Yatırım dünyasının en büyük muammalarından biri şirket birleşme ve satınalmaları (‘merger & acquisition’ – M&A). Zira, üzerinde bu kadar para ve zaman harcanan ama çoğunlukla istenen verimin alınamadığı başka bir alan yok.
2022 yılında dünyadaki M&A hacmi 2.5 trilyon dolardı. Son dört yıldaki toplam hacim ise 12 trilyon doların üzerindeydi. Kıyaslama için, Borsa İstanbul’da işlem gören tüm şirketlerin toplam değeri 300 milyar doların altında.
Böyle büyük kaynak harcanan bir alanda başarı sağlanıyor mu? Cevap: net bir hayır. Harvard Business School’un bir araştırması, birleşmelerin yüzde 90’ının hedeflenen başarıyı yakalayamadığını, yüzde 60'ının da değer tahrip ettiğini (‘2+2=3’) gösteriyor.
Peki, M&A işlemleri neden başarısız oluyor? Dört temel meseleden bahsedebiliriz:
BİR: SAĞLAM GEREKÇE EKSİĞİ. Muhtemel bir M&A işlemi için sebepleriniz ‘daha büyük olmak’, ‘piyasaya yeni bir hikaye sunmak’ veya ‘başka seçeneğimiz yok’ ise tekrar düşünün. Başka bir firmayı almak için harcayacağınız kaynaği kendi işinize yatırsanız büyüyemez misiniz? Göreviniz hissedarlarınıza azami getiri sağlamak mı, hikaye anlatmak mı? Seçeneksizlik noktasına nasıl vardınız ve neden şimdi hareket etmek zorundasınız? Çıtanız çok daha yüksek olmalı.
İKİ: EKSİK DEĞERLENDİRME SÜRÊCİ. Bir M&A sürecindeki en büyük risk: kibir. Bu bazen riskleri görmezden gelme (‘hallederiz’), bazen muhtemel getiriyi abartma (çok iddialı sinerji hedefleri), bazen de işlemi her halükarda tamamlama kararlılığı (coşku) halini alıyor. Bu tip süreçler yönetmiş herkes gibi zaman zaman bu hissiyatlara benim de kapıldığımı söylemeliyim (bazen şanslıydım, bazen kötü işlemler yaptık). Tam da bu yüzden standart süreçlerin izlenmesi, geliri işlemin tamamlanmasına bağlı olmayan danışmanlarla çalışılması ve nihai kararı bir kişinin değil komitenin alması önemli.

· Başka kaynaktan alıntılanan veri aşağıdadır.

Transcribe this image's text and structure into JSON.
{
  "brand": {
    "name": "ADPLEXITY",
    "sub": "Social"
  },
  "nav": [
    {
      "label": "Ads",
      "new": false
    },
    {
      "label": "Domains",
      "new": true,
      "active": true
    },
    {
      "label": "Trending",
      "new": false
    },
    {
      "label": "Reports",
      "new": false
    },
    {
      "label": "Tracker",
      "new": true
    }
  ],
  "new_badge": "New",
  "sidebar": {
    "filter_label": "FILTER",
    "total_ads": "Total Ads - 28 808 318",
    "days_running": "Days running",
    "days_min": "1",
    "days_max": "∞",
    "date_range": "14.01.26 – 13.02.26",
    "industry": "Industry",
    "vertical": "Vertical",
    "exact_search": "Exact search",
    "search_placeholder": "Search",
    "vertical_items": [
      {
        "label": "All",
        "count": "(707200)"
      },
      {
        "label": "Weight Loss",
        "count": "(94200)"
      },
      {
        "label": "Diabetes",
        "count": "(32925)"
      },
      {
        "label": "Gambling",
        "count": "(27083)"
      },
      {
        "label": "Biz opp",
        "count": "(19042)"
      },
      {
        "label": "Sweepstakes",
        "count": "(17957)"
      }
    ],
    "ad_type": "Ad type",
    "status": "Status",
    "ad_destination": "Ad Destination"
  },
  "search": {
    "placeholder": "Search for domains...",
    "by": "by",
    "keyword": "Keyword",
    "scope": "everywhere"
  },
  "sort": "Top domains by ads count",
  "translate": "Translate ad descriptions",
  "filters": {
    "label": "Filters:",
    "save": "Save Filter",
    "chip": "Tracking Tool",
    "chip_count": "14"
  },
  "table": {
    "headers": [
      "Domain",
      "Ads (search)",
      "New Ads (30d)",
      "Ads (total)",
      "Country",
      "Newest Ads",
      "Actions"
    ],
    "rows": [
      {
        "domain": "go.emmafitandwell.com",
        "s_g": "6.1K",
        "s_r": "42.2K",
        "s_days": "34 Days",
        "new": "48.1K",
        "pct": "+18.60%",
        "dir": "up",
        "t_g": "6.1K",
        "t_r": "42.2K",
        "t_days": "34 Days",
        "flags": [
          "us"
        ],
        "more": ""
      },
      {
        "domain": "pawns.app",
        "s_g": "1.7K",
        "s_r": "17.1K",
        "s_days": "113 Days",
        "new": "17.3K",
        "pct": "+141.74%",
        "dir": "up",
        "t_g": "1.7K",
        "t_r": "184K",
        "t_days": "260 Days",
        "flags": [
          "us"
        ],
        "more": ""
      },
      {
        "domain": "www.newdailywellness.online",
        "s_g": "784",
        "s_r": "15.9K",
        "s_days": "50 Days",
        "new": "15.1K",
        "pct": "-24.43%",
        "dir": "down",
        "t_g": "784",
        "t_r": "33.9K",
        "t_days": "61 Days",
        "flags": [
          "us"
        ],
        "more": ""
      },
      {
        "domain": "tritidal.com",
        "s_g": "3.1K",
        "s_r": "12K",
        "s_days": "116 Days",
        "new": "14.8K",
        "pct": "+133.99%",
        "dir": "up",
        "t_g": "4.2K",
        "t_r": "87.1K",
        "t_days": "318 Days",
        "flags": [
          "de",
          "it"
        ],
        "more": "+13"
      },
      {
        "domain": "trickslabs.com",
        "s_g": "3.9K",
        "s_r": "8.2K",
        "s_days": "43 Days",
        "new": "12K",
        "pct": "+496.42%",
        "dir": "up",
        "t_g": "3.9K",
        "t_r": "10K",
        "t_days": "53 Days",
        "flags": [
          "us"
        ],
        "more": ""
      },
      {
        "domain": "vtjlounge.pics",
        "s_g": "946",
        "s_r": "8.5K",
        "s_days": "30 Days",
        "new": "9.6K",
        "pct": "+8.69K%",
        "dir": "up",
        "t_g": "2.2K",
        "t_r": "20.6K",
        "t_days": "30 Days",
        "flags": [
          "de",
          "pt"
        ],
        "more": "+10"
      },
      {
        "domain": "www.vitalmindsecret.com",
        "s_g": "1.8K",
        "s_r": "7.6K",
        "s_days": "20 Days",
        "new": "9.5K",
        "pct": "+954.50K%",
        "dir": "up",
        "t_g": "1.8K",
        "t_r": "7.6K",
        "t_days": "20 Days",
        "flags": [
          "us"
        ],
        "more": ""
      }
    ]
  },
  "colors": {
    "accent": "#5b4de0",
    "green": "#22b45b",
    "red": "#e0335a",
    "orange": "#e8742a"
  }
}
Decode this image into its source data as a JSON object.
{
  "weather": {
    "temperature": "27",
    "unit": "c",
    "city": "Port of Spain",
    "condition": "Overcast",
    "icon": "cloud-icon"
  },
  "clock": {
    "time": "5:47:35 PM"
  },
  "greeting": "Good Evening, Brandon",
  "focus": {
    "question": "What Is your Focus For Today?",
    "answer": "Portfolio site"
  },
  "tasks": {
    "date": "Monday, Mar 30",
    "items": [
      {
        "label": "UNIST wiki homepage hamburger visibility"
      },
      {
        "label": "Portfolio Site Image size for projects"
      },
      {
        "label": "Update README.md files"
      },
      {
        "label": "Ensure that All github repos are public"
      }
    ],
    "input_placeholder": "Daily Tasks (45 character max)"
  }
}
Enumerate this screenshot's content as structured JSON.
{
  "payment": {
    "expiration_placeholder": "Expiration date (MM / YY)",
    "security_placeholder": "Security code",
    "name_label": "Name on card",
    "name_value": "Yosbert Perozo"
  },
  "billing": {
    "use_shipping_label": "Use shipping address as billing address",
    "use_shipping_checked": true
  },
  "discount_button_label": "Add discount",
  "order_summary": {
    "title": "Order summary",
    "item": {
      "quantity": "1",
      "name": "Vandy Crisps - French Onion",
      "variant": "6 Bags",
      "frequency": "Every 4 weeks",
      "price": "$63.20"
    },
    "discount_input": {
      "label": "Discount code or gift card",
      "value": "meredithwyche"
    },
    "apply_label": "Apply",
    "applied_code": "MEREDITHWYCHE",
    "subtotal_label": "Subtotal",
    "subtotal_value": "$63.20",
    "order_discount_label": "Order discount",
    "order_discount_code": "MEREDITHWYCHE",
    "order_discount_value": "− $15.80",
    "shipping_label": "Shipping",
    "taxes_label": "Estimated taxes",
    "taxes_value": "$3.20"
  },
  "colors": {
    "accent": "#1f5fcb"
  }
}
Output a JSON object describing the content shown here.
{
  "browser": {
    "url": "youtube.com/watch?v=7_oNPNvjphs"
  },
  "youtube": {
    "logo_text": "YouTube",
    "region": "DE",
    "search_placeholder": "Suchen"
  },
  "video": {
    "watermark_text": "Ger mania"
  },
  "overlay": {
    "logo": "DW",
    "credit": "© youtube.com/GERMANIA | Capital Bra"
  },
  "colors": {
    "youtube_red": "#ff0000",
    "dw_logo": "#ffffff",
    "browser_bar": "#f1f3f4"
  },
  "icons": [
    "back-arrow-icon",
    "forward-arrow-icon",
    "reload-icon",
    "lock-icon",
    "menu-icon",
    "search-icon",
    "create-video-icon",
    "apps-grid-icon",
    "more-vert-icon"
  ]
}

ÜÇ: MEVCUT İŞE HAKİM OLMAMA. Bence en büyük hatalardan biri burada yapılıyor. Açık söyleyeyim: mevcut işiniz çok iyi gitmiyorsa, şirketinize tam hakim değilseniz M&A yapmayın. Zira şirket birleşmesi gerçekten zor bir iş. Kendi yapısı halihazırda tıkır tıkır işlemeyen bir firmanın omzuna bir de başka bir organizasyonu hazmetme sorumluluğunu yüklemek gerçekçi değil. Üstelik, bunu yapmak bazen gerçek performansla yüzleşmeyi de geciktiriyor. Örneğin, bu aralar dünyanın en hızlı büyüyen finans şirketlerinden biri, aslında organik bazda (tek başına) küçülüyor. Ancak yaptığı satınalmalar sayesinde bilançoda büyüme görülüyor. Bu şirket gerçekten başarılı mı?
DÖRT: ENTERGRASYON PLANLAMASI YAPMAMA. Yıllar önce, birleşen iki büyük firmanın (milyar dolar seviyesi) entegrasyonunu yönetmiştim. Öğrendiğim en önemli şey, olayın iletişim ve insandan ibaret olduğuydu. Elbette hedefleri belirlemek, performansı takip etmek, gerekirse B planlarını devreye almak önemli. Ancak, iki farklı kültürün buluşması, bunlardan çok daha zor bir konu. Yönetim gurusu Peter F. Drucker’ın bu köşede daha önce de yer verdiğimiz sözünü hep hatırlamakta yarar var: ‘kültür stratejiyi kahvaltı niyetine yer’.
Elbette çok başarılı şirket birleşmeleri de var. Google’ın Android (2005) ve Youtube (2006) isimli start-up’ları toplam 2 milyar dolardan az bir bedele satın alması şirketi apayrı bir seviyeye taşıdı. Disney’in Pixar’ı (2006) 7.4 milyar dolara alması firmaya çağa uygun yeni kabiliyetler ekledi. Zaten yönetim mahareti de bunu başarmakta.